Le sculpteur fou – un Anglais ami de Burne-Jones et de William Morris – avait ajouté le long de l’autel augustéen des demi-colonnes, de manière à ce que le monument apparût dans toute sa splendeur périptère. Il en avait surmonté les chapiteaux composites d’épistyles, d’architraves chargées de symboles. Une imitation de l’art hellénique se superposait en frise à l’ultime niveau, en miscellanées d’arabesques et d’entrelacs où, une fois de plus, le végétal réel triomphait de la pierre non acheiropoïète. C’était une grecque entrelacée de mélampyres sous laquelle l’artiste adepte de l’Aesthetic movement avait respecté les règles canoniques de l’alternance dorique entre métopes et triglyphes polychromés. Mais il y avait mis là encore sa touche personnelle, sa fantaisie, son bon plaisir : appliqué ou semé telle une vulnéraire au creux même des métopes, du vulpin poussait ; de la valériane s’entremêlait çà et là aux bucranes ou aux triglyphes polychromatiques rouges-bleus auxquels s’additionnait la parasitose supplémentaire et vaine des millepertuis.
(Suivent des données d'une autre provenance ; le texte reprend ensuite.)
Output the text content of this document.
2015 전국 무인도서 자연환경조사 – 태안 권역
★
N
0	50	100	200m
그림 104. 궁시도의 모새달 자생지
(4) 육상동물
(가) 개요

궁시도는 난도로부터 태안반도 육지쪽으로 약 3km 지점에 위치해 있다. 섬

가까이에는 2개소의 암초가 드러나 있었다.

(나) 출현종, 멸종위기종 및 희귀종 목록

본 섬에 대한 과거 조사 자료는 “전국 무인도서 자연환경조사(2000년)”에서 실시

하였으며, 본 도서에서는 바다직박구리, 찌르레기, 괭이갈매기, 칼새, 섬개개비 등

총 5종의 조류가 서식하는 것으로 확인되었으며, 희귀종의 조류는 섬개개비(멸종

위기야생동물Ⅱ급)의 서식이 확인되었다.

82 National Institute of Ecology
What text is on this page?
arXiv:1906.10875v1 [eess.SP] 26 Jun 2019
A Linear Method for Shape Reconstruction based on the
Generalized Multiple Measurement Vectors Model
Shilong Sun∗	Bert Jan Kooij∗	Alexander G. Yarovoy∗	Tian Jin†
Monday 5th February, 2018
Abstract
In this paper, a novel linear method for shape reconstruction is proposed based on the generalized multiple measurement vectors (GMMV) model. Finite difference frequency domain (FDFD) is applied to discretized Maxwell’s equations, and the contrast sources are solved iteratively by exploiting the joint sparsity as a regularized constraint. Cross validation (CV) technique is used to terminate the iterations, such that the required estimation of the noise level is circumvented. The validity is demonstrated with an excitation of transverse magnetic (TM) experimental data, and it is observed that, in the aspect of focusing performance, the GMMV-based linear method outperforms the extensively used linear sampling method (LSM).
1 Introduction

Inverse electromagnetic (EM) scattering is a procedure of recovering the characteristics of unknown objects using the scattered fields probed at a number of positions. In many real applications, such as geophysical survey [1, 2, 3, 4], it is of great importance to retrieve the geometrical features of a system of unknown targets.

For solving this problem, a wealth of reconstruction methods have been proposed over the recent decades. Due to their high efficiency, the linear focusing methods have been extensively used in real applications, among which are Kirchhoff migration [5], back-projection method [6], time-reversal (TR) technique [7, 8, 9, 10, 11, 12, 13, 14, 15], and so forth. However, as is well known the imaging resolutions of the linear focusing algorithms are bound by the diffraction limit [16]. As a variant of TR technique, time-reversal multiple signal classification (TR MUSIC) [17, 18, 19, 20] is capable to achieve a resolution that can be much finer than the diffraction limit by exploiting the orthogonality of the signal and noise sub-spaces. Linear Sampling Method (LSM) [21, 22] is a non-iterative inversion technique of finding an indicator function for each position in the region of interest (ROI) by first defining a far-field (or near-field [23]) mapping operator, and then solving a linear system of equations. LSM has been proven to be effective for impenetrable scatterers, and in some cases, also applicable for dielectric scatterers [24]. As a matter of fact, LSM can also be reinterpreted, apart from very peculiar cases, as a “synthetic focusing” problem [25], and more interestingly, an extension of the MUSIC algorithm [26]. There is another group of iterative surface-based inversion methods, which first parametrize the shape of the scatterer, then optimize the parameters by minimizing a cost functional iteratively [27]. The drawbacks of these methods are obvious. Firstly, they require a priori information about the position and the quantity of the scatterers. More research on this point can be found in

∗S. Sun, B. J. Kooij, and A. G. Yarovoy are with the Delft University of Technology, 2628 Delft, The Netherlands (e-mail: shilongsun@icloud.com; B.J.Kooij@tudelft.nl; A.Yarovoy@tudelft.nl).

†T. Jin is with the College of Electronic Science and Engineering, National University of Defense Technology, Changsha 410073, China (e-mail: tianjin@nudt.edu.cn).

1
Une surcharge de protomés de griffons orientalisants, becqués de bronze, telles des gargouilles des temps anciens et païens, se retrouvait prise dans un treillis d’azalées.3 Des arbousiers souillaient le tout de la chute de leurs fruitions mûris, rancis et blettis trop tôt par la chaleur dantesque du lieu clos. Cléore, quoiqu’elle fût émerveillée, ne put émettre que des paroles prosaïques :
« Ah, comme il fait chaud ! Comme j’ai grand chaud ! Je sue, Monsieur Tesla ! Cela est inconvenant ! C’est là lieu de géhenne, de tourment à moitir toute ! (elle s’épongea le front luisant de diaphorèse)
- Il faudrrait que vos petites pensionnaires usassent en ces lieux de tenues plus légèrres, plus en adéquation avec la températurrre, répliqua l’ingénieur serbe.
- Quel fallacieux prétexte pour qu’elles s’y vautrent nues ! Je n’y consentirai jamais, monsieur ! Je serais le moindrement étonnée qu’elles n’en profitassent pas pour se livrer à des actes concupiscents ignobles…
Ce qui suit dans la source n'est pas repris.